The forced apology was then posted to state-sanctioned social media. Instagram is banned in Russia.

The original video posted by Vika’s companion, Vlada Alchaeva, showed her sharing flowers with Vika and then presenting a ring. Then, the two go in for a long and passionate kiss.

Video shot by Russian authorities shows the pair led through a police station to an interrogation room, where they are forced to sign documents and then apologize for running afoul of Putin’s anti-LGBTQ+ propaganda law.

Despite the fact that Alchaeva’s post described the romantic moment as a “joke, just for a bit of a laugh,” police wasted no time hunting the women down.

In her own “confession,” Alchaeva explained remorsefully, “We started filming when we were kissing and I’m proposing to her which we are very sorry about and won’t do it again.”

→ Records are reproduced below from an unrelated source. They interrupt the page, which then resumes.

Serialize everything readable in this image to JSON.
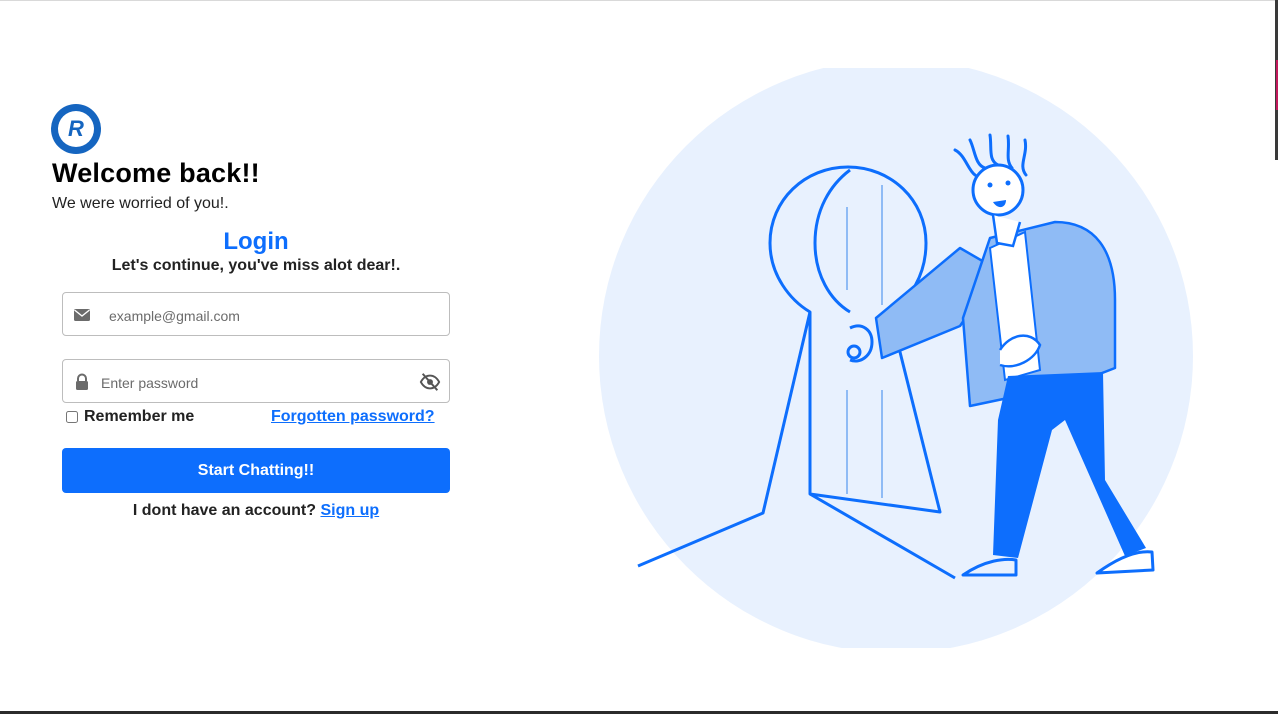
{
  "brand": {
    "logo_letter": "R",
    "icon": "chat-bubble-r-logo"
  },
  "header": {
    "title": "Welcome back!!",
    "subtitle": "We were worried of you!."
  },
  "login": {
    "title": "Login",
    "subtitle": "Let's continue, you've miss alot dear!."
  },
  "form": {
    "email": {
      "placeholder": "example@gmail.com",
      "value": "",
      "icon": "envelope-icon"
    },
    "password": {
      "placeholder": "Enter password",
      "value": "",
      "icon": "lock-icon",
      "toggle_icon": "eye-slash-icon"
    },
    "remember_label": "Remember me",
    "remember_checked": false,
    "forgot_label": "Forgotten password?",
    "submit_label": "Start Chatting!!",
    "signup_prompt": "I dont have an account?",
    "signup_label": "Sign up"
  },
  "colors": {
    "primary": "#0d6efd",
    "illustration_bg": "#e8f1fe",
    "illustration_stroke": "#0d6efd",
    "illustration_light": "#8fbbf5"
  }
}
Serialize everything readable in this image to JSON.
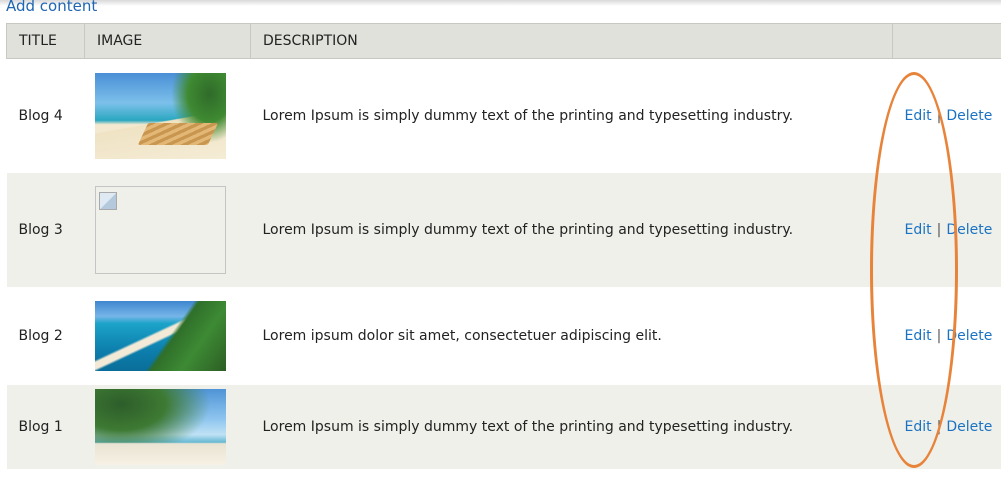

In an interview with a reporter afterward, Alchaeva toed Putin’s party line.

“I do not support any prohibited movements. For some reason, people thought it was real,” Alchaeva said of the passionate kiss. “I love men.”

The women presumably avoided jail time with their apologies and by denouncing LGBTQ+ affection.

Earlier this month, a young woman in the city of Nizhny Novgorod, east of Moscow, was reportedly arrested and charged for wearing rainbow-colored earrings in violation of the country’s latest anti-LGBTQ+ ruling.

In November, acting on a request from Putin’s Ministry of Justice, the country’s Supreme Court declared the international gay rights movement an “extremist organization,” paving the way for increased persecution of LGBTQ+ people and activists in Russia.

The ruling cited dangerous “signs and manifestations of an extremist nature,” including “incitement of social and religious discord.”

Since then, bars, nightclubs, and other LGBTQ+ gathering places have been raided under the guise of enforcing that ruling and other laws targeting Russia’s embattled LGBTQ+ community.